A COMPREHENSIVE CASE STUDY OF DEEP LEARNING MODEL FOR PRECISE LUNG SEGMENTATION


Jain V., Kaur I., Lamba P., Jain A., Kerimov A., TAPLAMACIOĞLU M. C.

International Journal on Technical and Physical Problems of Engineering, cilt.17, sa.3, ss.1-10, 2025 (Scopus) identifier

  • Yayın Türü: Makale / Tam Makale
  • Cilt numarası: 17 Sayı: 3
  • Basım Tarihi: 2025
  • Dergi Adı: International Journal on Technical and Physical Problems of Engineering
  • Derginin Tarandığı İndeksler: Scopus
  • Sayfa Sayıları: ss.1-10
  • Anahtar Kelimeler: Computed Tomography Scan, Deep Learning, Lung Segmentation, Medical Diagnosis, U-Net++ Architecture
  • Gazi Üniversitesi Adresli: Evet

Özet

Accurately segmenting the lungs is a critical task in medical imaging as it plays an essential role in diagnosing and treating various pulmonary diseases.
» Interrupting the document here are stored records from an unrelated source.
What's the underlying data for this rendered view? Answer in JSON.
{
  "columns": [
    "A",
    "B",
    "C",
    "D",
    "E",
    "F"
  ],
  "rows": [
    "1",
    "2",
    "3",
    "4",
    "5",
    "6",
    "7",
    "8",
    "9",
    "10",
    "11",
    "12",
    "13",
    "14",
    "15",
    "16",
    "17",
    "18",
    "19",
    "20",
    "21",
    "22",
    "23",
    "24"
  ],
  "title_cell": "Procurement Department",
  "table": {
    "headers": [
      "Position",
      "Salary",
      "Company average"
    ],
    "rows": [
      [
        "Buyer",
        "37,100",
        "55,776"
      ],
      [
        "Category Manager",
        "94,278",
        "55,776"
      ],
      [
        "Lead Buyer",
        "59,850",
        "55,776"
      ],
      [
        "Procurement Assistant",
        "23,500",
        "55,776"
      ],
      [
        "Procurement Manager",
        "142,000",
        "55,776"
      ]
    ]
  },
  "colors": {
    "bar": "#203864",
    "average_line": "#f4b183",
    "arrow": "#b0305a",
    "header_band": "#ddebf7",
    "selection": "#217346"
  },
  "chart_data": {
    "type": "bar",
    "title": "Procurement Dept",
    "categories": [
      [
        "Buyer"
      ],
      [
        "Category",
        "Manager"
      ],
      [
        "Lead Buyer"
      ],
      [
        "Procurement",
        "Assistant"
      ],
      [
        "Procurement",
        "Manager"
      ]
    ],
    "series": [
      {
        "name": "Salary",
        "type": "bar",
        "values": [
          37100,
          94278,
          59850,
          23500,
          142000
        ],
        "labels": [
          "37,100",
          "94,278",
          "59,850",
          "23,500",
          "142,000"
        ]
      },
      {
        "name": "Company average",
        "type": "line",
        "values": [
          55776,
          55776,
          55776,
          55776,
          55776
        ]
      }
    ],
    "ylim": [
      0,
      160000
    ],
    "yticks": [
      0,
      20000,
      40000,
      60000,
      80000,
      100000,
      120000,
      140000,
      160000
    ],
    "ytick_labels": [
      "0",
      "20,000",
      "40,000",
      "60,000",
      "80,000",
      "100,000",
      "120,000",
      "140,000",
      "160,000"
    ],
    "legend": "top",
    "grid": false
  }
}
The complexity of anatomical structures and the presence of noise in medical images make lung segmentation a challenging task. Nevertheless, deep learning approaches have shown promise in previous decade to address the issue of lung segmentation. Among these methods, U-Net architecture has emerged as a popular choice due to its capacity to capture spatial information effectively. The principal aim of the paper is to create a dependable model for segmenting lung image scans, which could aid in the diagnosis of lung-related ailments, including tumors. The original contribution of this paper is its comprehensive analysis of U-Net++ architecture for lung segmentation based on Computed Tomography (CT) scans. In this article, a lung segmentation model based on the U-Net++ is presented which was performed on 267 lung CT scans. This study also offers an evaluation of U-Net, U-Net++ and ResUNet, outlining their advantages and disadvantages in clinical applications. U-Net++ gave a higher accuracy of 95% for test data compared to 74% using U-Net and 75% using ResUNet architectures. The U-Net++ approach accomplished a loss of 0.0510 on the validation set, much less than the other models. By presenting detailed engineering case studies and insights, this study demonstrates the practical value of U-Net++ in precise lung segmentation and underscores its potential for advancing pulmonary disease diagnosis and treatment.